James beku. Makhluk aneh itu melihatnya. James merasakan hangat dikakinya sampai dia menyadari telah kencing di celana. Diamatinya makhluk ganjil yang duduk satu kaki darinya, hanya karena ingat Daniel masih di ranjang, keberanian untuk bergerak tiba-tiba datang entah dari mana. dia angkat tubuh Daniel dan segera lari. Di ruang tengah, dia menoleh ke belakang, memeriksa kalau-kalau makhluk itu mengikutinya, namun ternyata tidak. Sejenak, makhluk itu melihat James dan Daniel lalu bergerak seperti mimpi buruk dalam gerakan lambat, dia merambat ke jendela dan melompat keluar, menyisakan ayunan tirai yang menandai kepergiannya.

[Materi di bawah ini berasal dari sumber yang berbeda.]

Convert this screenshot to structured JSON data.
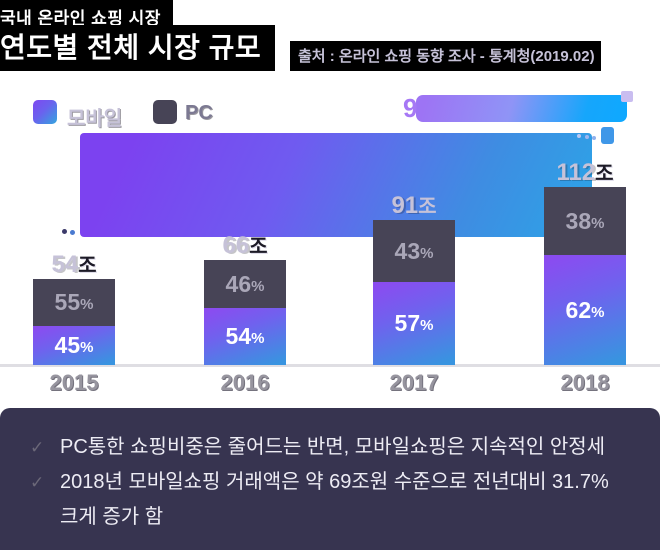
{
  "header": {
    "title_line1": "국내 온라인 쇼핑 시장",
    "title_line2": "연도별 전체 시장 규모",
    "source": "출처 : 온라인 쇼핑 동향 조사 - 통계청(2019.02)"
  },
  "legend": {
    "items": [
      {
        "label": "모바일"
      },
      {
        "label": "PC"
      }
    ]
  },
  "overlay": {
    "partial_digit": "9"
  },
  "chart_data": {
    "type": "bar",
    "stacked": true,
    "title": "연도별 전체 시장 규모",
    "categories": [
      "2015",
      "2016",
      "2017",
      "2018"
    ],
    "totals_trillion_krw": [
      54,
      66,
      91,
      112
    ],
    "total_labels": [
      "54조",
      "66조",
      "91조",
      "112조"
    ],
    "series": [
      {
        "name": "모바일",
        "percents": [
          45,
          54,
          57,
          62
        ]
      },
      {
        "name": "PC",
        "percents": [
          55,
          46,
          43,
          38
        ]
      }
    ],
    "unit_suffix": "조",
    "percent_suffix": "%",
    "ylim": [
      0,
      112
    ],
    "grid": false,
    "legend_position": "top-left"
  },
  "notes": {
    "check_icon": "✓",
    "items": [
      "PC통한 쇼핑비중은 줄어드는 반면, 모바일쇼핑은 지속적인 안정세",
      "2018년 모바일쇼핑 거래액은 약 69조원 수준으로 전년대비 31.7% 크게 증가 함"
    ]
  },
  "colors": {
    "mobile_gradient_start": "#8a4cf0",
    "mobile_gradient_end": "#3894e0",
    "pc": "#474456",
    "title_bg": "#000000",
    "label_light": "#c6c2d8",
    "axis_label": "#97959f",
    "bottom_panel_bg": "#373450"
  }
}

James kesulitan berbicara pada Polisi. Dia melaporkan adanya penyusupan, tapi tak tau harus bilang apa saat diminta untuk mendeskripsikan sang penyusup. Bagaimana caranya menjelaskan soal makhluk yang dia lihat pada lelaki biasa berseragam biru yang tengah duduk di dapur sementara dua partner-nya memeriksa seantero rumah? Bahkan dia sendiri pun tak mengerti makhluk apa itu.
Lebih buruk lagi, ingatan Daniel berbeda dengan James; dia menggambarkan sesosok maling biasa. “Manusia bertopeng,” Katanya. James berpikir, apa makhluk itu bertopeng? Tidak, pastinya dia memakai full-kostum rumit, yang biasa dipakai untuk sebuah film. Dan hal itu tak menjelaskan caranya bergerak...
Namun pada akhirnya, dia menirukan kesaksian anaknya: “Manusia bertopeng,” Katanya. “Maling.” Kebohongan itu membuatnya tak nyaman, seperti kejadian barusan.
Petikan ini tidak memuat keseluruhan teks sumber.